In hygiene and medical, Freudenberg continues to avoid mass production in commodity segments and instead has targeted niche applications such as topsheets, barrier leg cuffs, acquisition layers and textile backsheets as well as products for incontinence and feminine hygiene and nonwovens for wound care applications. These segments allow Freudenberg to offer, and be rewarded for, innovation and value.

Freudenberg’s fifth segment, technical nonwovens, includes a wide range of smaller niche and specialty applications. In North America, major areas of interest include fire blockers for the mattress industry— driven by state and federal regulations—window shades, automotive interior applications and hoodliners, while in Europe, cable wraps, battery separators, automotive interiors, fiber-reinforced plastics and acoustics are showing promising activity.

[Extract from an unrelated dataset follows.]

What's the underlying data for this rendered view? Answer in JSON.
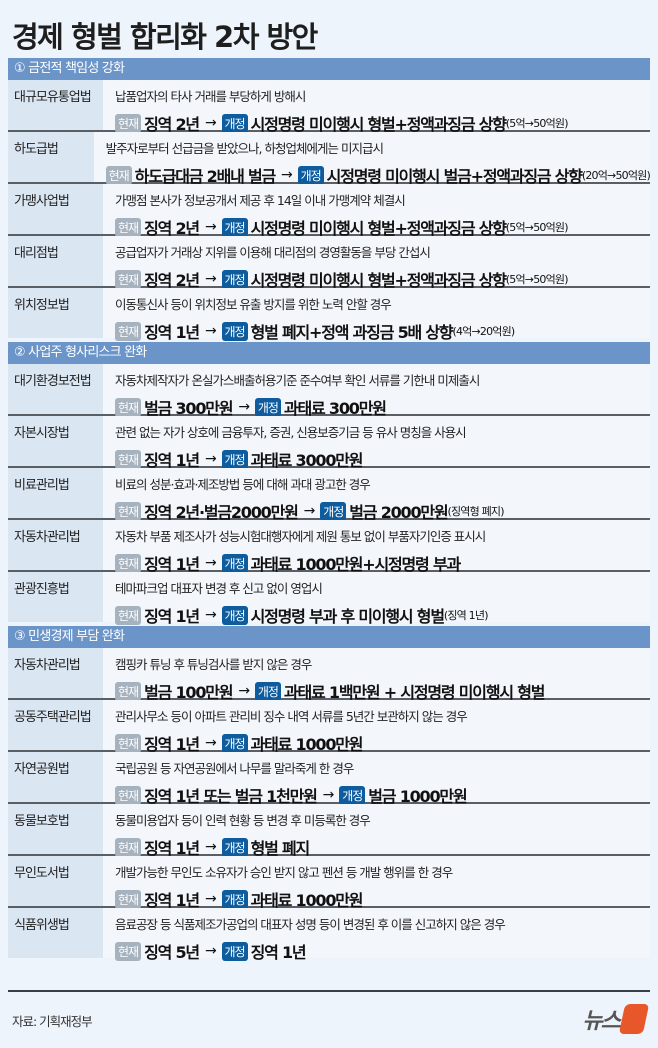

Beyond its five key divisions, Freudenberg continues to focus on two key specialty products—Evolon and Novolon. Evolon, made from continuous filament spunlaced nonwovens, features good drapabilty, soft feel and high tensile strength, making it ideal for many applications such as specialty wipes, antimite bedding, technical packaging and artificial leather. According to Mr. Schroeder, sales of this material are still below expectation, but the company is making good progress in a number of products. Meanwhile, Novolon, a technology that can transform a two-dimensional product into a three-dimensional object, is still in its development stage, being made on a start-up line in Durham, NC.